Allison Janney: This mother-of-the-bride dress sucks. I'm outta here, daughters.
[she meets a COKE DELIVERY MAN who is dressed as a CIVIL WAR RE-ENACTOR, which is never really EXPLAINED, ever]
Allison Janney: He-ey!
Best Friend's Late Boyfriend's Friend: Hey, I still like you, Mandy Moore. Please allow me to hang around morosely and throw pebbles at your window EVERY SINGLE TIME I come over.
Mandy Moore: Well, all right, we can make out and stuff, but this doesn't mean I love you or anything because I HATE LOVE.
[she goes to her SISTER'S FIANCE'S HOUSE with her FAMILY and they all have an AWKWARD DINNER]
Grandma: I'm so high right now!
Mandy Moore: I'm going to the bathroom to smoke, though I have never expressed a desire to smoke cigarettes up to this point.
Allison Janney: What's your deal?
Mandy Moore: WHY IS EVERYTHING ALWAYS ABOUT YOU though I have never once mentioned anything remotely related to this before, ever??!?!?!
[the sister gets WASTED and DESERTED by her friends on the PORCH and reveals that Allison Janney is DOING IT with the COKE DUDE]
Mandy Moore: Auuuughhhh!! I hate you alllllll!!!!
Peter Gallagher [on radio]: Hey there, kids!

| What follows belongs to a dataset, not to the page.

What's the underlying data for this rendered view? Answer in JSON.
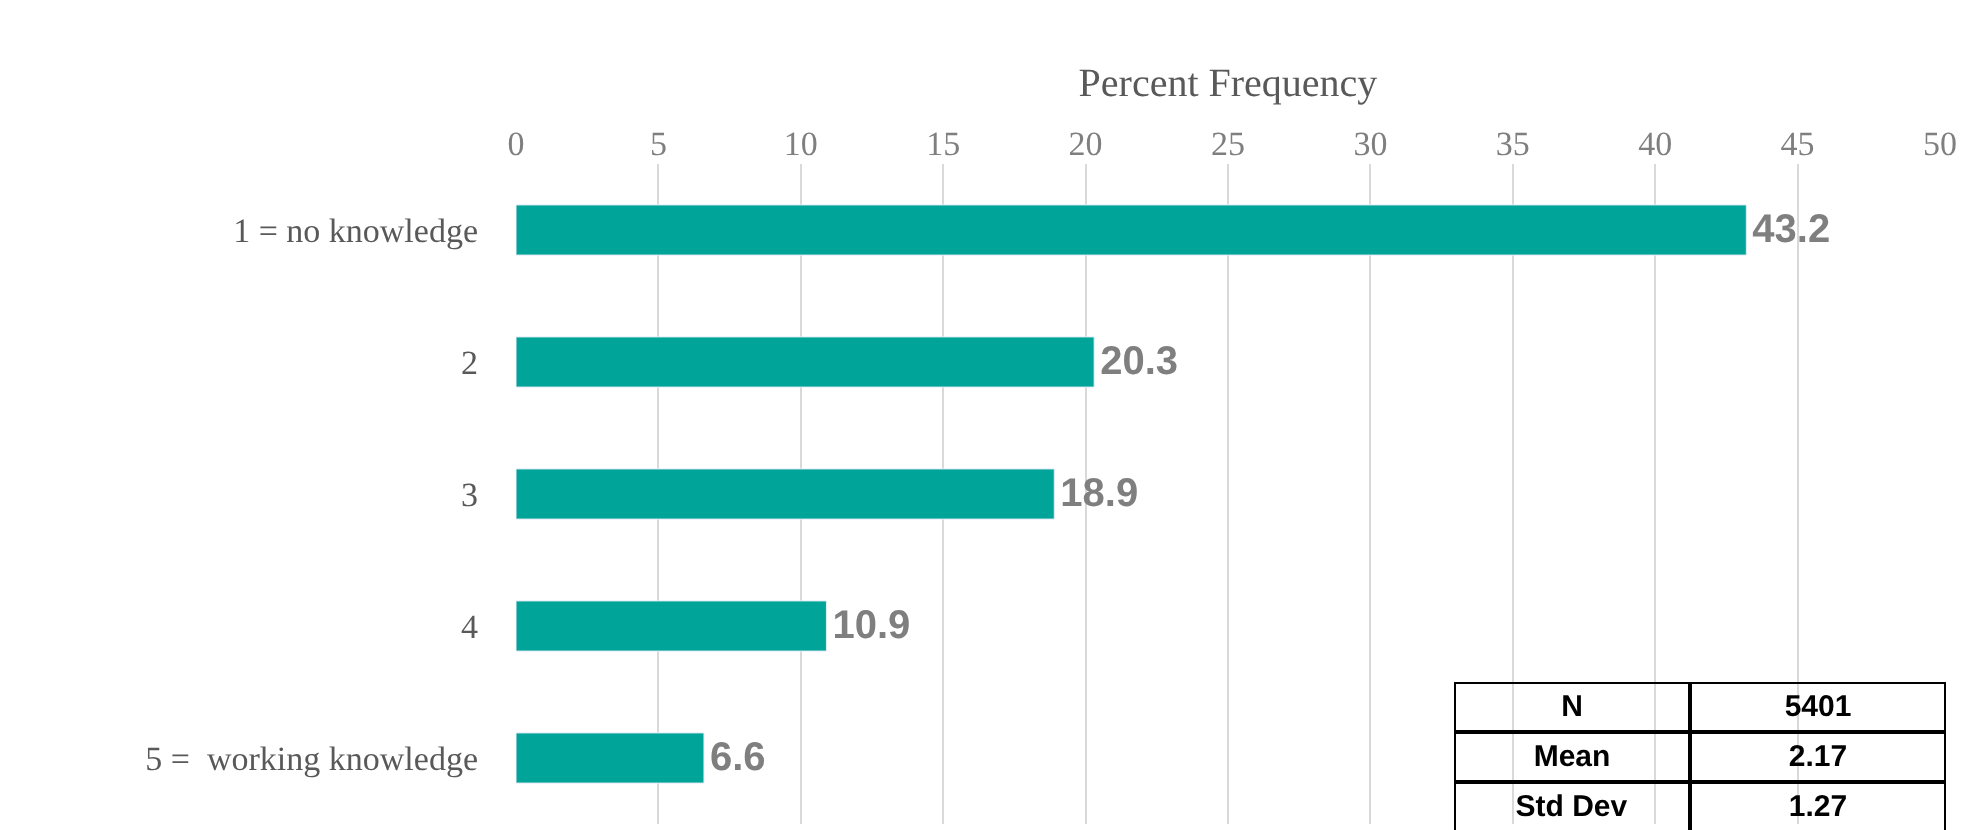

My daughter's getting married today, yet for some reason I am in the studio. Oh, now I see the reason. My other daughter's boyfriend or something has something to say.
Best Friend's Late Boyfriend's Friend: Guess what, Mandy Moore. The rock-throwing isn't working anymore, so I'm on the radio to say: I love you. Suck on that, love-hater.
Best Friend: Dude. Still preggers, guys.
[she goes in to LABOR whilst WALKING to Mandy Moore's sister's WEDDING and is RESCUED by the dead boyfriend's FRIEND]
Best Friend's Late Boyfriend's Friend: Remember how I came to the church and disrupted your sister's wedding to tell you your friend was in labor?
Mandy Moore: That was hot.
[they KISS and everyone looks at the NEWBORN CHILD, who represents REBIRTH, or possibly just BIRTH]

1 comment:

Jason Whittle said...

I was really hoping that I would get to the end of this one and scroll up and see that it was "Sight Unseen". I was hoping that this was the result of your fantastic imagination. I'm kinda sad that this movie exists in real life in the real world.